Only someone as cognitively challenged as Trump could believe that the US can simultaneously disengage from multilateralism and prevent China, the next cab off the rank, from capturing the leadership-cum-influence ground thus vacated. Ditto for the belief that freezing funding from the world’s only organisation to deal with health emergencies, in the middle of the worst pandemic in over a hundred years, is a helpful contribution to crushing the coronavirus. Or that it will increase US leverage and diminish Chinese influence. Trump is yet to fill the US seat on the WHO Executive Board vacant since 2018. And Morrison has chosen to align Australia with self-defeating US unilateralism against the rest of the world.

To no one’s surprise, China flatly rejected calls for an independent international investigation into the origin of the coronavirus, saying it would merely distract from efforts to eradicate the pandemic. Beijing accused Australia of ‘ideological bias and political games’, with Foreign Ministry spokesman Geng Shuang saying: ‘At such a critical juncture, it is highly irresponsible to resort to politically motivated suspicion and accusation’.

China’s ambassador to Australia Cheng Jingye warned of potential consumer boycotts that would damage Australian industries like education, agriculture and tourism. Trade Minister Simon Birmingham expressed disappointment at the ambassador’s ‘threats of economic coercion’. However, the question has to be asked: which country in recent years has weaponised trade more than the US, especially under Trump, with unilateral tariffs, sanctions and then secondary sanctions – sometimes on countries for wanting to comply with UN Security Council resolutions on Iran as they are legally obligated to?

Very quickly Australia was importing more CV-19 cases from Europe and the US than China, but returnees from these places were never locked down like Chinese-Australians; self-isolation will be fine, thanks. Racism? Never! Rather, as George Megalogenis explained, the differential treatment was:

an unavoidable diplomatic reality. Australia, like most Western countries, continues to tap dance around the fragile ego of Donald Trump. The Morrison government would have known that treating the US on the basis of hard evidence, as a risk equivalent to China or Iran, would likely have enraged a President who thought the coronavirus was a media beat-up.

That said, do we expect the Chinese people and government not to notice the double standard, the willingness to call out China’s culpability but stay silent on US incompetence, when the latter also puts Australian lives at risk?

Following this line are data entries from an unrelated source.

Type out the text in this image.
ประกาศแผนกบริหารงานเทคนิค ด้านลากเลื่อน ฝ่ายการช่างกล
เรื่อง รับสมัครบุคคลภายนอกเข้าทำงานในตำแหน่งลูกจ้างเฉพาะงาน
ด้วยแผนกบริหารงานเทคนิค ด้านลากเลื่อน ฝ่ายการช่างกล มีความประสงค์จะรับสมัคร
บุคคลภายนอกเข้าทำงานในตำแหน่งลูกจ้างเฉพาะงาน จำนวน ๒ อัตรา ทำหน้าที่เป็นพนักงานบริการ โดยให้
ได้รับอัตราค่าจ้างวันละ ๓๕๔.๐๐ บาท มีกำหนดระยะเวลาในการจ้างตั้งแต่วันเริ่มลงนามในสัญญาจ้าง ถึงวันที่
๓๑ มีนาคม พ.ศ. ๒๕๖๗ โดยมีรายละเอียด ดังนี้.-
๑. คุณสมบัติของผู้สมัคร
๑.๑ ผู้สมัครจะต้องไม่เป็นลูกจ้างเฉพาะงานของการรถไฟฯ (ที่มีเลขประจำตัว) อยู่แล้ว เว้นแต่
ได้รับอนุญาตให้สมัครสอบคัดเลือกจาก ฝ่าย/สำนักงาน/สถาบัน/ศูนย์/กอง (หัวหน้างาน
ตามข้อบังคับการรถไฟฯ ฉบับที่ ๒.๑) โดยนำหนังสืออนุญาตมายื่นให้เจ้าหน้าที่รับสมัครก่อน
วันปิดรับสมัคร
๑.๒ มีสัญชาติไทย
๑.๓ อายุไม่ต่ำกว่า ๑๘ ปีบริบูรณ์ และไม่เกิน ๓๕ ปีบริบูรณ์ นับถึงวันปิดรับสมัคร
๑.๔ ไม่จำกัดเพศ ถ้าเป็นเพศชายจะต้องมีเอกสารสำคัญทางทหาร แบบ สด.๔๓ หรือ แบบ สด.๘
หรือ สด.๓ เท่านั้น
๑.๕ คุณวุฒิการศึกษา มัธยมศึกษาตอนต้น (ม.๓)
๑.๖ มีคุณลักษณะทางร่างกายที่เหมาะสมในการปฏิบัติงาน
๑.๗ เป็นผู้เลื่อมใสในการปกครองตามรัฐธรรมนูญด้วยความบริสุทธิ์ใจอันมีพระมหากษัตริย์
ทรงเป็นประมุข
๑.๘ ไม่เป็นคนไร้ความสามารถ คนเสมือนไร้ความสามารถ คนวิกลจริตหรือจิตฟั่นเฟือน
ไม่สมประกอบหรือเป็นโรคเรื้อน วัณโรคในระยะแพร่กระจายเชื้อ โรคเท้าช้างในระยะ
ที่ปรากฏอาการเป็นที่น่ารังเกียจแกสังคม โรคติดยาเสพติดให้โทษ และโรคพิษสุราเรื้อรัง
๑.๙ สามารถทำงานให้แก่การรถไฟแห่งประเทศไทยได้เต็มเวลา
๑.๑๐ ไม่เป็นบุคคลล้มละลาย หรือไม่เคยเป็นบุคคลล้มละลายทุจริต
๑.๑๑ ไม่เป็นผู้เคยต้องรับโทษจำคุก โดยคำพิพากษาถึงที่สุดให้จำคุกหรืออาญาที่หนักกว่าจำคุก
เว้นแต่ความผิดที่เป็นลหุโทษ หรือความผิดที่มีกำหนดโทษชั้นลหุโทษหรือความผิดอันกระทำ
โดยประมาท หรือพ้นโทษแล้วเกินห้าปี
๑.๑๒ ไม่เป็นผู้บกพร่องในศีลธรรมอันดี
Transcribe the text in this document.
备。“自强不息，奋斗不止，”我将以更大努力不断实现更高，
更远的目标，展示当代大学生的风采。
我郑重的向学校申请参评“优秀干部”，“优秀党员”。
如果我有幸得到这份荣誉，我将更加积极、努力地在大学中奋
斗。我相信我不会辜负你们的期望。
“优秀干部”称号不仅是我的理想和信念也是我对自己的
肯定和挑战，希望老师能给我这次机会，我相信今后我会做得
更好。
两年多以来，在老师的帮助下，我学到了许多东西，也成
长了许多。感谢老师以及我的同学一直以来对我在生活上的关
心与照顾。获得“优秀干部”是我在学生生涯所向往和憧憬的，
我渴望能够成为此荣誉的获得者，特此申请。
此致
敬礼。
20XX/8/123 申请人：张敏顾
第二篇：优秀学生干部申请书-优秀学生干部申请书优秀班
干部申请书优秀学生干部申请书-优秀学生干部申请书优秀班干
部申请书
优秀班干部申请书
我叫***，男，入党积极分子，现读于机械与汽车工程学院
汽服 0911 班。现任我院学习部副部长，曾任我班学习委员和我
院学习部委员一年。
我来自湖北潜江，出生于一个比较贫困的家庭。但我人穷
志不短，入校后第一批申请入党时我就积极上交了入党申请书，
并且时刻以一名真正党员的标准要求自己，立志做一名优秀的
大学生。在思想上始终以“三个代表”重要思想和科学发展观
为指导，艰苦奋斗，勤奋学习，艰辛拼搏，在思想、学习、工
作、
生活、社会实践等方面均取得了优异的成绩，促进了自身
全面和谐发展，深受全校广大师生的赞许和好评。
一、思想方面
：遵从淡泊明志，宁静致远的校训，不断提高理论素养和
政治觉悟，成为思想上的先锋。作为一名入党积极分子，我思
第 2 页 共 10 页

In his guest column for The Economist, Kishore Mahbubani predicts: ‘The world after the crisis may see a hobbled West and a bolder China’. The US still has major immense residual powers in innovation, creativity, and educational and intellectual firepower. But the US and European reputation for financial competence and rectitude was badly eroded in the 2008–09 financial crisis and US moral, military and economic authority have been collapsing ever since the 2003 Iraq War. The advent of the Trump administration has consolidated the loss of US global authority.Why in these straitened circumstances Australia would volunteer to put its head above the parapets is quite a mystery. Morrison may just have demonstrated his genius for picking losers: a deputy sheriff riding alongside a hobbled global sheriff.